= Pitch-based carbon fiber =

Carbon fiber is often time produced using two main methods: through the use of Polyacrylonitrile (PAN) and from mesophase pitch.

The mesophase pitch forms a thermotropic crystal, which allows the pitch to become organized and form linear chains without the use of tension. Mesophase pitch is made by polymerizing isotropic pitch to a higher molecular weight. The melting point for the mesophase pitch is roughly 300 °C. An advantage in the production of Pitch carbon fibers over PAN carbon fibers is that Pitch carbon fibers do not require constant tension on the fibers at all processing stages. Pitch based carbon fibers have been found to be more sheet-like in their crystal structure, as opposed to PAN based carbon fibers, which are more granular.

There are four main steps in the production of carbon fiber from pitch 1) melt spinning 2) oxidization/precarbonization 3) carbonization and 4) graphitization.

1) Melt spinning is the method of forming fibers through the rapid cooling of a melt; due to the fast rates of cooling, the mesophase pitch is able to become highly oriented. Mesophase pitch can be melt spun, but because of its flow characteristics the process can be difficult. The viscosity of mesophase pitch is more sensitive to temperature than other melt-spun materials. Therefore, during the creation of pitch based fibers the temperature and heat transfer rate must be carefully controlled.

2) Oxidization/Precarbonization is used in order to cross-link the fibers to the point where they cannot be melted or fused together. This step is extremely important because it produces fibers that are stable at the high temperatures of carbonization and graphitization; otherwise, the fibers would fail in those steps of the process. It has been reported that the cross-linking is mainly ether formed from C=O or COH.

3) Carbonization is the process removing all non organic elements. In the case of carbon fibers, all elements except for carbon are removed. This is achieved by heating the fibers to high temperatures in an environment without oxygen. This step removes all impurities from the fibers and leaves crystalline carbon structures.

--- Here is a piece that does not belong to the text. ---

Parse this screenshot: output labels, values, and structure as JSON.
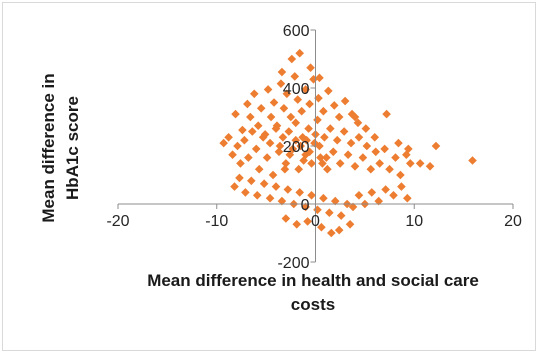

These structures are mostly hexagonal in shape and are composed of entirely carbon.

4) Graphitization is the process of treating the fibers at high temperatures in order to improve the alignment and orientation of the crystalline regions along the fiber direction [1,8]. Having the crystalline regions aligned, stacked, and oriented along the fiber direction increases the overall strength of the carbon fiber.

The high strength of carbon fiber can be attributed to these four main processes. Having high levels of crystalline regions allows the fibers to withstand high levels of stress. These crystalline regions are formed via the melt spinning process; the crystals are stiff areas that do not deform when an external stress is applied. Orienting and aligning these crystalline regions gives further strength to the fibers, specifically if the orientation is along the fiber axis. Carbonization and graphitization are the two processes responsible for this alignment of the crystalline regions. Pitch based carbon fiber is lower in strength than fiberglass; however, it has a very high elastic modulus.

Pitch-based carbon fibers have various end uses due to their high modulus and relatively high strength. These fibers are used within the aerospace industry due to their high modulus, high thermal conductivity, and high electrical conductivity. However, the low production volume of pitch-based carbon fibers, the raw material cost, and the difficulty of production mean that the price is high compared to PAN-based carbon fibers. Pitch-based carbon fibers could be used within the automotive and sports industries, but the higher strength and lower cost of PAN-based carbon fibers makes them more advantageous.